On Friday, police found Saldanha unconscious and ambulance workers pronounced her dead. Her death has been reported as an apparent suicide. The 46-year-old mother-of-two had worked at the hospital for roughly four years.

The station has since apologized in a statement.

"2Day FM sincerely apologises for any inconvenience cause(d) by the enquiry to Kate's hospital. The radio segment was done with the best intentions and we wish Kate and her family all the best," it said.

Greig and Christian have also apologized and will not be on the air until further notice.

However, backlash to the incident has inundated those involved. The station's Facebook page appears to have been removed after users flooded the page with criticism. The hosts had already deleted their Twitter accounts.

Rhys Holleran, chief executive of 2Day FM's parent company Southern Cross Austereo, has defended the station.
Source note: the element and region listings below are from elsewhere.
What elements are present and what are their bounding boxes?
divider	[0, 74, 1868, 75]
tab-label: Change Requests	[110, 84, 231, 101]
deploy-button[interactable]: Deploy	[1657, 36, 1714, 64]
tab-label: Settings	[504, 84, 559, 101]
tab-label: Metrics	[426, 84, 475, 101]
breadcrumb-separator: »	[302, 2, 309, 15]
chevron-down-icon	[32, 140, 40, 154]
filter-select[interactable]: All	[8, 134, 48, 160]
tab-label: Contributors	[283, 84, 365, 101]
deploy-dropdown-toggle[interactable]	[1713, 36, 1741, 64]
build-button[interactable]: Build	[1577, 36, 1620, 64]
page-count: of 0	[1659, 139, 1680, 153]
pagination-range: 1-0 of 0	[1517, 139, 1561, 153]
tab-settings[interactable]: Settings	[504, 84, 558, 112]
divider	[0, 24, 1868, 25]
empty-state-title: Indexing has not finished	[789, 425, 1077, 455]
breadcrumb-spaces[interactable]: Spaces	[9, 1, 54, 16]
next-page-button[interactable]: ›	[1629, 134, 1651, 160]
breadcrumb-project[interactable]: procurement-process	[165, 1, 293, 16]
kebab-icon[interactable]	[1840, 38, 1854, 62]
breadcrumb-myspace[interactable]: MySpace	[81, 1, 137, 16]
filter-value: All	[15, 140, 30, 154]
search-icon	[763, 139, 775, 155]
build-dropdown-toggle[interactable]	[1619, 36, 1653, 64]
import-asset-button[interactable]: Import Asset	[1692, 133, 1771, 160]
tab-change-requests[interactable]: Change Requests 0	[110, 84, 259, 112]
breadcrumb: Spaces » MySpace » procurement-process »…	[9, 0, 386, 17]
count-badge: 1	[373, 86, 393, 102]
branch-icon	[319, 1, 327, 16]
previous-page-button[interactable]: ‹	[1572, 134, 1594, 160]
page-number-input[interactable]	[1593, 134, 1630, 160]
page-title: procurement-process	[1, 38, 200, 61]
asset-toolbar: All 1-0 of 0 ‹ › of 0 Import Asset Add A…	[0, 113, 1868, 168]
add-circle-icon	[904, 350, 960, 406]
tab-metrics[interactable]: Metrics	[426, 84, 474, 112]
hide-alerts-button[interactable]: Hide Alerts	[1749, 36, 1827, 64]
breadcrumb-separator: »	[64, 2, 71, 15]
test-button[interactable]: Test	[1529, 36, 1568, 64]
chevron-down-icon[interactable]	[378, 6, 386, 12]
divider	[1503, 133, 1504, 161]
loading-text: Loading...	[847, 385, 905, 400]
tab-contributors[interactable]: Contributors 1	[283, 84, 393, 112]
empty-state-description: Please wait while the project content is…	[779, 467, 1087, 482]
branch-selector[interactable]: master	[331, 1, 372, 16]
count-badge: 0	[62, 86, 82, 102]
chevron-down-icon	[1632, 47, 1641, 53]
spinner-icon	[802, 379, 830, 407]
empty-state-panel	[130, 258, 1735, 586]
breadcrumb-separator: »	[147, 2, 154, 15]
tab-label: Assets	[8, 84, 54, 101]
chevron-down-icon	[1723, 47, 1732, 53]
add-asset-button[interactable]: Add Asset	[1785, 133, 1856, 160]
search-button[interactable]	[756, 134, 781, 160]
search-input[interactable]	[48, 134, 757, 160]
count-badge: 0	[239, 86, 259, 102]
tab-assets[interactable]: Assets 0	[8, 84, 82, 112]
He said the incident was "incredibly tragic," but is "very confident that we haven't done anything illegal," according to TheAustralian.com.

Hospital chairman Lord Glenarthur expressed his outrage with the prank call in a letter.

"King Edward VII’s Hospital cares for sick people, and it was extremely foolish of your presenters even to consider trying to lie their way through to one of our patients, let alone actually make the call," it read. "Then to discover that, not only had this happened, but that the call had been pre-recorded and the decision to transmit approved by your station’s management, was truly appalling."